Over the course of his long career and particularly in his renowned public works, Purvis Young created an expressive record of life in the Miami neighborhood of Overtown. Young’s gestural, figurative style of painting and drawing in ink appeared on diverse found materials—cardboard, discarded doors, orange crates, telephone bills, printed book pages, and manila folders, among many others. These works’ writhing calligraphic lines and frenzied bursts of color depict crowds of people and recurring figures and motifs that include angels and ancestors, refugees and prisoners, pregnant women and protestors, and soldiers and workers. These subjects draw from Young’s immediate environment and from the aspirations and everyday life of people in Overtown, the historically Black neighborhood devastated in the 1960s by the construction of Miami’s major highways.

The drawing Diding it to me depicts a pregnant woman in profile; a bright-blue eye hovers behind her head, confronting the viewer. The image attests to Young’s complex metaphorical language; for Young, the depiction of a pregnant female symbolizes the future, creation, and salvation. He explained the broad social, political, and spiritual ramifications of the image, which he saw as “giving birth to a new nation” and “gonna start us a kingdom.” The eye also appears in Heavy Eye on the drawing’s verso, with a male figure struggling to bear its weight, his feet in chains. In Young’s works the eye symbolizes the control and authority of an all-seeing establishment—a stark contrast and a menace to the suggestions of renewal otherwise depicted. 

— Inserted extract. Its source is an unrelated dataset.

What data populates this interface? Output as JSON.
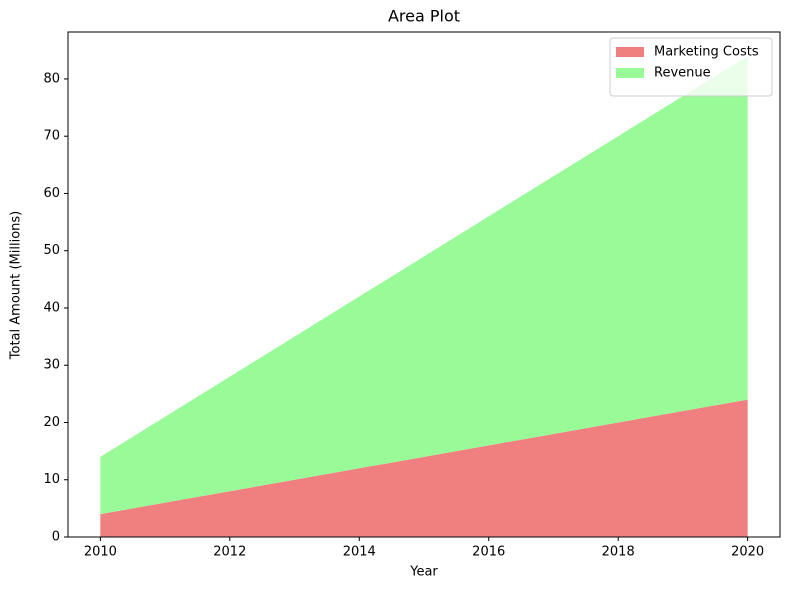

The works of Purvis Young (b. 1943, Miami; d. 2010, Miami) are held in the collections of the Metropolitan Museum of Art, New York; American Folk Art Museum, New York; High Museum of Art, Atlanta; and the M. H. de Young Memorial Museum, San Francisco, among others. His work has recently been featured in major solo exhibitions at the Rubell Family Collection, Miami (2018–19), and Palazzo Mora, Venice (2019), as well as in group exhibitions at the Los Angeles County Museum of Art and the Metropolitan Museum of Art.